8/10
There Go The Marines!
16 April 2022
The army got bashed in "Bowery Battalion" and then the navy got it in "Let's Go Navy" now it's the Marines turn to taste the slapstick antics of the BBs.

This one opens with a salesman trying to unload a movie projector on Louie. He shows Louie and the boys stock footage of WWII combat action. The paratroopers shown jumping and landing is the actual film of the 503rd PRCT landing on Corregidor on February 16, 1945.

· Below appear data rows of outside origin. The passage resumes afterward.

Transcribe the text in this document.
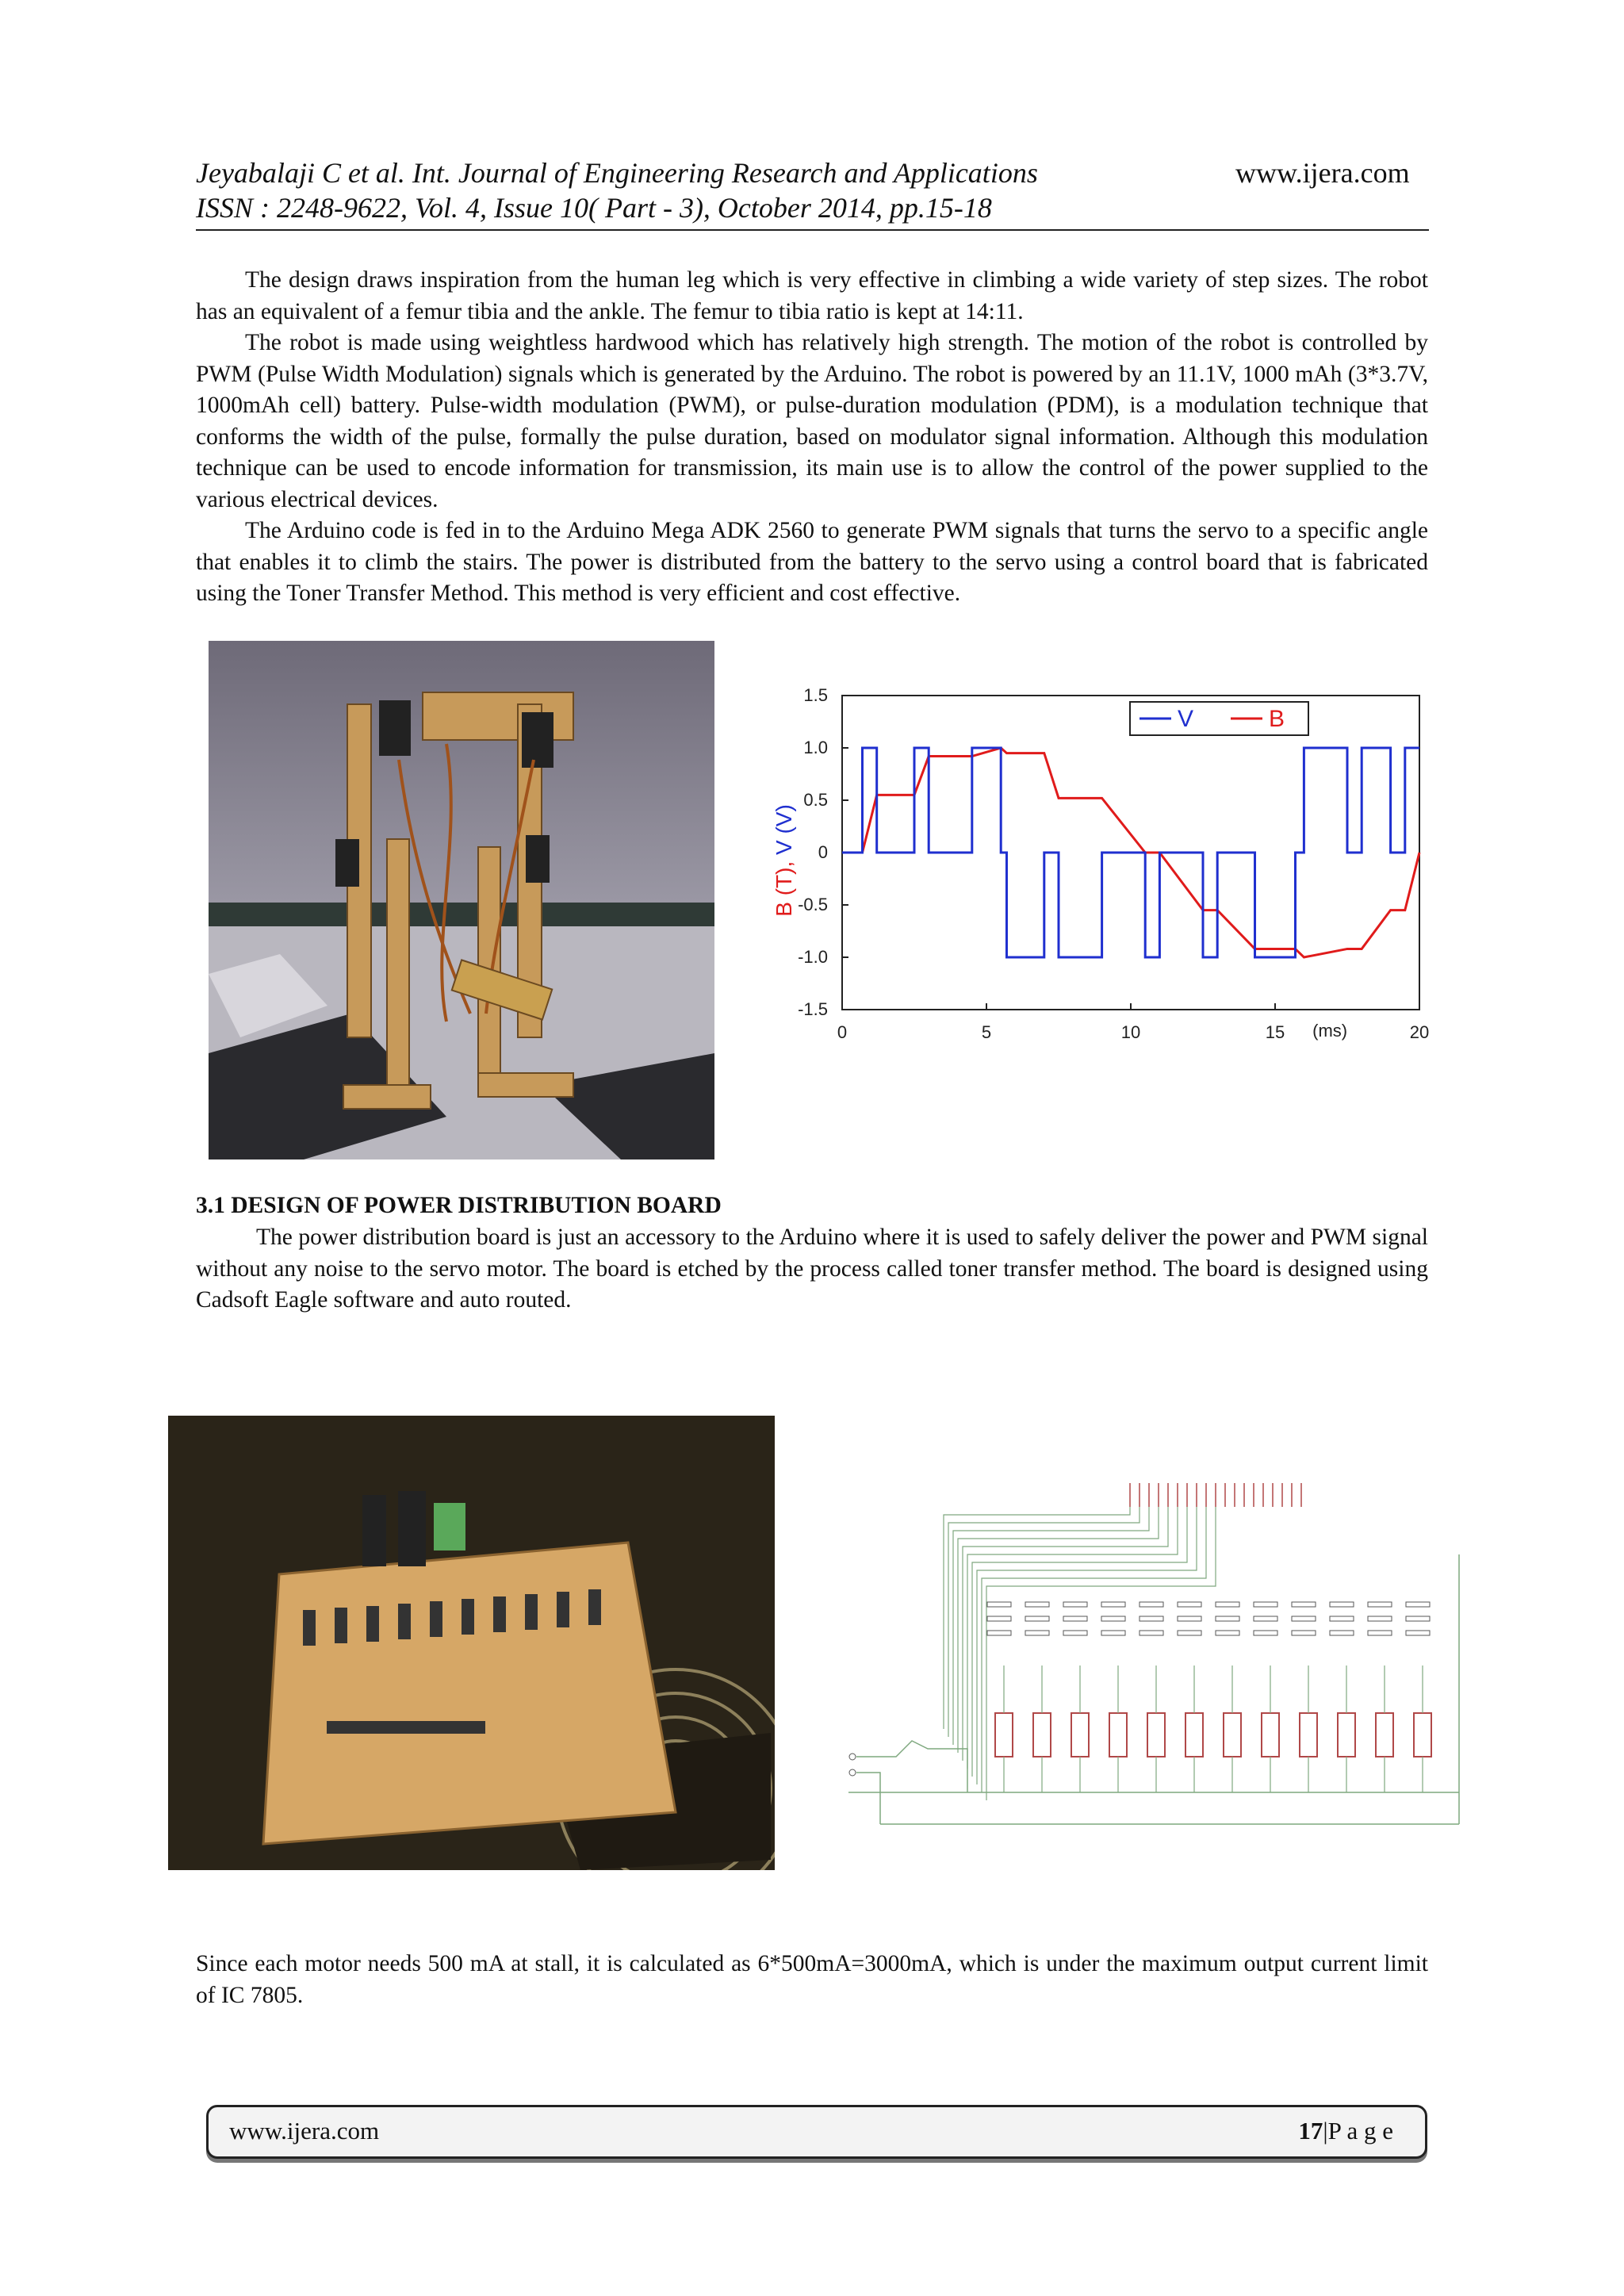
Jeyabalaji C et al. Int. Journal of Engineering Research and Applications	www.ijera.com
ISSN : 2248-9622, Vol. 4, Issue 10( Part - 3), October 2014, pp.15-18

The design draws inspiration from the human leg which is very effective in climbing a wide variety of step sizes. The robot has an equivalent of a femur tibia and the ankle. The femur to tibia ratio is kept at 14:11.

The robot is made using weightless hardwood which has relatively high strength. The motion of the robot is controlled by PWM (Pulse Width Modulation) signals which is generated by the Arduino. The robot is powered by an 11.1V, 1000 mAh (3*3.7V, 1000mAh cell) battery. Pulse-width modulation (PWM), or pulse-duration modulation (PDM), is a modulation technique that conforms the width of the pulse, formally the pulse duration, based on modulator signal information. Although this modulation technique can be used to encode information for transmission, its main use is to allow the control of the power supplied to the various electrical devices.

The Arduino code is fed in to the Arduino Mega ADK 2560 to generate PWM signals that turns the servo to a specific angle that enables it to climb the stairs. The power is distributed from the battery to the servo using a control board that is fabricated using the Toner Transfer Method. This method is very efficient and cost effective.

1.5
1.0
0.5
0
-0.5
-1.0
-1.5
0	5	10	15	20
(ms)
B (T), V (V)
V	B
3.1 DESIGN OF POWER DISTRIBUTION BOARD

The power distribution board is just an accessory to the Arduino where it is used to safely deliver the power and PWM signal without any noise to the servo motor. The board is etched by the process called toner transfer method. The board is designed using Cadsoft Eagle software and auto routed.

Since each motor needs 500 mA at stall, it is calculated as 6*500mA=3000mA, which is under the maximum output current limit of IC 7805.

www.ijera.com	17|P a g e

The Boys get drafted into the marine corps. Aturally, Sach gets into trouble by impersonating a doctor, and then a chef. But when Colonel Brown learns that Sach's dad was his sergeant from WWI, he promotes him to sergeant. Sach turns into the toughest marine since John Wayne in "Sands of Iwo Jima." While on a Sach ordered 20-mile hike with full packs, slip finds a badly beaten up marine, along with a unique playing card. The boys get a pass and are steered to an illegal gambling joint by gorgeous fur-draped Lulu Mae. Slip sees that the cards are the same as the one he found by the beaten marine. Can the BBs use this information to bring these crooks to justice?

Hanley Stafford plays Colonel Brown. He is best remembered for playing "Daddy" to Fanny Brice's "Baby Snooks" on the radio for many years.

Myrna Dell is Lulu Mae. She and fellow actress Marguerite Chapman are credited with having invented the autograph show. They started with just two chairs and a card table at a supermarket and it evolved into the big industry that it is today. Quite a legacy for those two lovely ladies.

"Here Come The Marines" is a very good entry in the Bowery Boys series. Worth watching.